Appeal from an order of the Supreme Court, Monroe County (Matthew A. Rosenbaum, J.), entered March 22, 2007. The or*1269der granted plaintiffs application for leave to serve a late notice of claim.
It is hereby ordered that the order so appealed from is unanimously affirmed without costs.

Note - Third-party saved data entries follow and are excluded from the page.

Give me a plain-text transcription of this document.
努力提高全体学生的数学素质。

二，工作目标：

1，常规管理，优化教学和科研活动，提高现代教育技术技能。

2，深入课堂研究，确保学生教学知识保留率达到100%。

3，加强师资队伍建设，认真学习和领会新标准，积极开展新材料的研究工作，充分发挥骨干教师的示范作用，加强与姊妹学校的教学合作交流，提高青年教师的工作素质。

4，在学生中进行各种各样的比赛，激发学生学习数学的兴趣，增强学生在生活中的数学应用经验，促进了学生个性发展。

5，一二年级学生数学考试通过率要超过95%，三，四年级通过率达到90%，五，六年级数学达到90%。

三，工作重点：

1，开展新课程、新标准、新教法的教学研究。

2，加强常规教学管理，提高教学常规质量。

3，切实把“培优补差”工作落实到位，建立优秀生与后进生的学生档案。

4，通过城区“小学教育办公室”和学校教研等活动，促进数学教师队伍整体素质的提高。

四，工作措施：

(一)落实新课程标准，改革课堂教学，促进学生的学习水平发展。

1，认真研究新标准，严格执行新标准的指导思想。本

Memorandum: Supreme Court did not abuse its discretion in granting plaintiffs application pursuant to General Municipal Law § 50-e (5) seeking leave to serve a late notice of claim (see generally Palumbo v City of Buffalo, 1 AD3d 1032 [2003]). Although plaintiff has not demonstrated any specific nexus between her infancy and her delay in serving a notice of claim (see Williams v Nassau County Med. Ctr., 6 NY3d 531, 537-538 [2006]), “we do not, under all the relevant circumstances, find such omission [to be] fatal to [her] application” (Abbot v City of New York, 271 AD2d 364 [2000]). The record establishes that, at the time plaintiff sustained the alleged injuries resulting from lead paint exposure in premises owned by defendant in which plaintiff resided, defendant was notified both that plaintiff had an elevated blood lead level and that there were lead paint violations at the premises. Thus, defendant had actual knowledge of plaintiffs specific claim within the hmitations period (see Frith v New York City Hous. Auth., 4 AD3d 390, 391 [2004]; Matter of Lanphere v County of Washington, 301 AD2d 936, 938 [2003]; Matter of Stanley v City of New York Hous. Auth., 257 AD2d 497 [1999]). Furthermore, defendant is not substantially prejudiced by plaintiffs delay in serving a notice of claim inasmuch as it had the opportunity to conduct a full investigation when it received actual notice of the claim (see Matter of Courtney Nicole R. v Moravia Cent. School Dist. [appeal No. 2], 28 AD3d 1134, 1135 [2006]). Whether defendant actually did so is of no moment (see generally Matter of Trusso v Board of Educ. of Jamestown City School Dist., 24 AD3d 1302, 1303 [2005]). Present—Scudder, P.J., Hurlbutt, Centra, Fahey and Peradotto, JJ.